Analisis datosLa Superintendencia Nacional de Aduanas y de Administración Tributaria (SUNAT) logró, como resultado de una serie de acciones preventivas antes que sancionadoras, que el 70% de las personas y contribuyentes a los que se les detectó alguna omisión, modifiquen su comportamiento y regularicen voluntariamente su situación tributaria.

Entre estas omisiones figura la realización de operaciones de venta sin inscripción al RUC, no entregar comprobantes de pago, declarar montos menores a los realmente efectuados, entre otras.

A través de más de 153 mil acciones de gestión preventiva, principalmente el envío de 110 mil alertas masivas (mensajes de texto, correos, comunicación al buzón electrónico, llamadas robóticas), se ha logrado informar oportunamente al contribuyente de la obligación que está incumpliendo o realizando de forma incorrecta.

La finalidad de estas comunicaciones es preventiva, que corrija la omisión detectada y evite un control posterior de mayor rigurosidad y, de ser el caso, una eventual sanción administrativa.
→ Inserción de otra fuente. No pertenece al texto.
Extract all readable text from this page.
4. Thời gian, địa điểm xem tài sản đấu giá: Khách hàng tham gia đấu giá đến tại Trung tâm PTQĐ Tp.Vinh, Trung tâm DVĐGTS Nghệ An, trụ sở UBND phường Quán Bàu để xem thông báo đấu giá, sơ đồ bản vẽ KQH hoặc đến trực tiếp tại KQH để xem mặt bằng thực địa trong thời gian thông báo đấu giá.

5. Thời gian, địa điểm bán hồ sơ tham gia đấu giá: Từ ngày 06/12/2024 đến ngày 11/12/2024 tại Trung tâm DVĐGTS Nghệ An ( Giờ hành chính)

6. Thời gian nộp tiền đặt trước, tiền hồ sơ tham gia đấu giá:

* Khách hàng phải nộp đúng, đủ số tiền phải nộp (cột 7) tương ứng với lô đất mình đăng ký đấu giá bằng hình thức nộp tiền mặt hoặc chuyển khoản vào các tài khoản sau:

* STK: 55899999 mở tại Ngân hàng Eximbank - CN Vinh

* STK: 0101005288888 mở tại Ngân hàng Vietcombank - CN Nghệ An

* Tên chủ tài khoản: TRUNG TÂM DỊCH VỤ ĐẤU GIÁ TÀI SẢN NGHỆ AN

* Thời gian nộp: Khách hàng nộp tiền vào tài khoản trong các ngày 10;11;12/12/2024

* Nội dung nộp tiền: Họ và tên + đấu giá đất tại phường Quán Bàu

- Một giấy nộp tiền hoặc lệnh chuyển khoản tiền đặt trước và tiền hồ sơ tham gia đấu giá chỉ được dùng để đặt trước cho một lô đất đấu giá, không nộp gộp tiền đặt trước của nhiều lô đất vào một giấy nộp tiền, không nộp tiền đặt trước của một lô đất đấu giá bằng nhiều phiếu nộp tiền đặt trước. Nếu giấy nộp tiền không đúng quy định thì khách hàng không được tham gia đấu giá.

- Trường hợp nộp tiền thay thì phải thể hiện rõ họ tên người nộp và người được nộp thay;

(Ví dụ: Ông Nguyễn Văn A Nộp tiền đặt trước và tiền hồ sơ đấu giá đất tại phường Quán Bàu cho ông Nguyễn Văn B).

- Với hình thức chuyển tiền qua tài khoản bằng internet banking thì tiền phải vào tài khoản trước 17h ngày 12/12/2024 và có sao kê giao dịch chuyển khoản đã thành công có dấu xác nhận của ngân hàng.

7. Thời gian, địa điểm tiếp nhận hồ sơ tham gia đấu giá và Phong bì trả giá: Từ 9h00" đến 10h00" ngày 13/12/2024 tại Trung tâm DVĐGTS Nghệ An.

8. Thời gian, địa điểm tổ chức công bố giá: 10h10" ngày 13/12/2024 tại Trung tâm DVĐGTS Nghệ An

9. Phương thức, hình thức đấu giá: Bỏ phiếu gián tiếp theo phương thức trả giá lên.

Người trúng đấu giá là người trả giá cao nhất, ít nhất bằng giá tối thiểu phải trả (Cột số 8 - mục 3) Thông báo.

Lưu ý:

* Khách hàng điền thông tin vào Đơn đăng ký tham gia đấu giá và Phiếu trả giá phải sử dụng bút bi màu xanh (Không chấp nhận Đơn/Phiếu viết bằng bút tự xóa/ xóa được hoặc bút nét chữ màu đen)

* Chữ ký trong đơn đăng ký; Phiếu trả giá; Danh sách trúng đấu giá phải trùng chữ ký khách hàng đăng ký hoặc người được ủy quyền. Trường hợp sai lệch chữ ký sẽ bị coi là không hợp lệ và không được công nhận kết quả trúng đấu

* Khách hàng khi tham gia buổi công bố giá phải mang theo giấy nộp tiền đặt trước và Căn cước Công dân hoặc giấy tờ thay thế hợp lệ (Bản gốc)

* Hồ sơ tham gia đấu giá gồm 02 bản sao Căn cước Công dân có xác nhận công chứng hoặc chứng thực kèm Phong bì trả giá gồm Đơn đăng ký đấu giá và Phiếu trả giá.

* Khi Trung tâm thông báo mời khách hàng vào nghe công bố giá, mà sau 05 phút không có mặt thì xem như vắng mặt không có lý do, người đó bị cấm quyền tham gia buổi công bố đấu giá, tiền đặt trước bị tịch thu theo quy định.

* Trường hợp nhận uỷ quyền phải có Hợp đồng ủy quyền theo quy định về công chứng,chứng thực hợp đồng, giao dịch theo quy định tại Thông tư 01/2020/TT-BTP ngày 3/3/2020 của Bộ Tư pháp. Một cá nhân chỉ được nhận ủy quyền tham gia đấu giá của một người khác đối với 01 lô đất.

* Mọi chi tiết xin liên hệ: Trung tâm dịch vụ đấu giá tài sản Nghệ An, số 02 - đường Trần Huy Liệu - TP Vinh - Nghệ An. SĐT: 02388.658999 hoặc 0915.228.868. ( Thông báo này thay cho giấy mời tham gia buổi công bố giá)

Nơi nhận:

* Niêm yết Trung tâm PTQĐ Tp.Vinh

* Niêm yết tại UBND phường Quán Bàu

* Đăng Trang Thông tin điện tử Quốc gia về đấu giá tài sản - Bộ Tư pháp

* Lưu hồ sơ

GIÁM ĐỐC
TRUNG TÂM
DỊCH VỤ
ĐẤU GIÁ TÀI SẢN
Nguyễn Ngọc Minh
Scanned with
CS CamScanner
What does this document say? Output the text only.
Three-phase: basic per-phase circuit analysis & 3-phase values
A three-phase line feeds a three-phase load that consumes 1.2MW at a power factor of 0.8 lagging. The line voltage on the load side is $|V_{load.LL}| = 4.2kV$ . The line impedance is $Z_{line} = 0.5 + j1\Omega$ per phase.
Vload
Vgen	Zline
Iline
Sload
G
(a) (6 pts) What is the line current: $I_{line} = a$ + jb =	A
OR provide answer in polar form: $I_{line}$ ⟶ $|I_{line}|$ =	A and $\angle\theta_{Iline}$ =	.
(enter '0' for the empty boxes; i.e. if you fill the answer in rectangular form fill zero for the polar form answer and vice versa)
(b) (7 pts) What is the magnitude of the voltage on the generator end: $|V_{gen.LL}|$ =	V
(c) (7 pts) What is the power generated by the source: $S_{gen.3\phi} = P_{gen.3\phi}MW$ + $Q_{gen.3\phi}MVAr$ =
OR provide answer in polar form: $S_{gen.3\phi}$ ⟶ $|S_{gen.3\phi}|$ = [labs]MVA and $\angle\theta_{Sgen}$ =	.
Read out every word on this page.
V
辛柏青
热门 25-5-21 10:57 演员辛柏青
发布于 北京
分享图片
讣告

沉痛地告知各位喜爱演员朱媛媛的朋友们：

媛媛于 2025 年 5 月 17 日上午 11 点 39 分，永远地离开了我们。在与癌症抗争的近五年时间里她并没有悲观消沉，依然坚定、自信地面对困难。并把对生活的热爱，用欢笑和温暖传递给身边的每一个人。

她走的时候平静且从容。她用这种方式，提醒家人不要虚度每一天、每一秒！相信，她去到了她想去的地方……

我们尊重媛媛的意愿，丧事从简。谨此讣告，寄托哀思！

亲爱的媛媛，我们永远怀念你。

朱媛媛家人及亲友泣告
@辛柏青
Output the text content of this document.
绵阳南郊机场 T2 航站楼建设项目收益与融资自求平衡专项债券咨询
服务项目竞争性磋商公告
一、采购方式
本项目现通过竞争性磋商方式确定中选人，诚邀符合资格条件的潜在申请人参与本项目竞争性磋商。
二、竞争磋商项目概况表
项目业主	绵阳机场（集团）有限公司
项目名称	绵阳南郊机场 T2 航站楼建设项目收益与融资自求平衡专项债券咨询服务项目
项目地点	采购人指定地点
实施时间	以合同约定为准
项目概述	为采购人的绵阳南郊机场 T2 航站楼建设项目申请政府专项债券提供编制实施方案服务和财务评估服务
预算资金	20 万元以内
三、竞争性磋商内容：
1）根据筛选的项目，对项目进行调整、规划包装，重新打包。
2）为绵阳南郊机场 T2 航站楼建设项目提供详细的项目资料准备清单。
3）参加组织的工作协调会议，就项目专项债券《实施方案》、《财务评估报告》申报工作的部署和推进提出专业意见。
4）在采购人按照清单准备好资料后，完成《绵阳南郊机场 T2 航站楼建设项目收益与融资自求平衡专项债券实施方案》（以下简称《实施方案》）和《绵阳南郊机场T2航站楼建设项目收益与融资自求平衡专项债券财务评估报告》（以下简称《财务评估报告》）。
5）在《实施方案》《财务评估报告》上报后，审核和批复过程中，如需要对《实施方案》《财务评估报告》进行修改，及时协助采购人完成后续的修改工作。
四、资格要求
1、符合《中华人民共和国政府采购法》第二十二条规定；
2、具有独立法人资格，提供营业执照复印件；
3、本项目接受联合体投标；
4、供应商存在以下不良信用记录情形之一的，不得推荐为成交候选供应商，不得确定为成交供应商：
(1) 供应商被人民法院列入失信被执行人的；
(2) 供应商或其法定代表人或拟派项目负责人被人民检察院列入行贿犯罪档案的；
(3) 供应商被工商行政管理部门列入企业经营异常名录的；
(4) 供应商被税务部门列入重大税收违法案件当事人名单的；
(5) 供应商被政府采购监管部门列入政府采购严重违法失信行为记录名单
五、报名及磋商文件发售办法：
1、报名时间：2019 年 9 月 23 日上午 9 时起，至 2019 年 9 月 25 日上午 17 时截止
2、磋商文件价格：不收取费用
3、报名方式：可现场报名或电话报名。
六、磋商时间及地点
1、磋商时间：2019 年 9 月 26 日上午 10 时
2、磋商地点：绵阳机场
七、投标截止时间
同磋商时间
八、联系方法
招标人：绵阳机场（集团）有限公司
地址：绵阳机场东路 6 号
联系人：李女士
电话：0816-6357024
Una de las fuentes más importantes para verificar el cumplimiento de las obligaciones de los contribuyentes es el análisis masivo de los Comprobantes de Pago Electrónico (CPE), teniendo en cuenta que más del 90% de las transacciones económicas del país se realizan con factura y boletas electrónicas. A esto se suma el modelo de segmentación y riesgo del contribuyente.

Este es uno de los resultados del Plan de Fiscalización que se viene ejecutando el presente año, cuya estrategia es combatir la evasión y elusión incentivando el cambio del comportamiento voluntario del contribuyente hacia el cumplimiento de sus obligaciones, a través de la gestión de riesgos para el cierre de brechas tributarias y la transformación digital de los procesos.

Planes de Fiscalización

El Plan de cierre de brechas (inscripción, declaración, pago y documentación) busca aplicar tratamientos diferenciados frente a comportamientos distintos. Es decir, segmentar los contribuyentes en función a los riesgos y darles tratamientos distintos como orientación, facilitación del cumplimiento o la gestión de su obligación con las herramientas de cobranza con los que cuenta la SUNAT.

Los otros dos pilares del Plan de Fiscalización son el de Acción Masiva y Acción Selectiva. En el primero, se gestiona programas de fiscalización de corte masivo, cuya característica es el manejo de un gran volumen de información, a través de cruces de la misma declaración jurada del contribuyente y confrontada con datos de terceros. Como resultado se obtienen inconsistencias tributarias de poca complejidad dirigidas a gran número de contribuyentes. 

En cuanto al Plan de Acción Selectivo, se priorizan acciones de fiscalización dirigidas a contribuyentes de los segmentos Mega, Top y Grandes y del Directorio PRICO que presenten mayor riesgo de incumplimiento tributario, a través de fiscalizaciones de corte intensivo.

En tanto, la transformación digital de los procesos busca facilitar la forma en la que el contribuyente se relaciona con la administración tributaria e incrementar la eficiencia de los procedimientos y lograr que sea de fácil cumplimiento la obligación del contribuyente. En esa línea, la SUNAT está trabajando para digitalizar todo el proceso de fiscalización.

 

Reinicio de fiscalizaciones

A raíz de la emergencia sanitaria nacional por la pandemia de la COVID- 19, la SUNAT aprobó una serie de medidas siendo una de ellas la suspensión de alrededor de 82 mil acciones de fiscalización las cuales se han reiniciado paulatinamente en función a segmentos y criterios de fiscalización. Así, las primeras auditorías han estado vinculadas a Principales Contribuyentes y a aquellos con mayor riesgo tributario.

En resumen, al 30 de setiembre se han concluido 262 mil acciones de fiscalización principalmente acciones inductivas y el envío de cartas y esquelas.

Para los procesos de fiscalización y cobranza, la SUNAT aplica diversos criterios de análisis y evalúa la situación del contribuyente en la actual coyuntura. Es decir, verifica si sus ingresos se han mantenido o reducido con relación al año pasado y en aquellos casos particulares donde la pérdida de ingresos ha sido muy alta, se han suspendido tanto los procesos de fiscalización como de cobranza.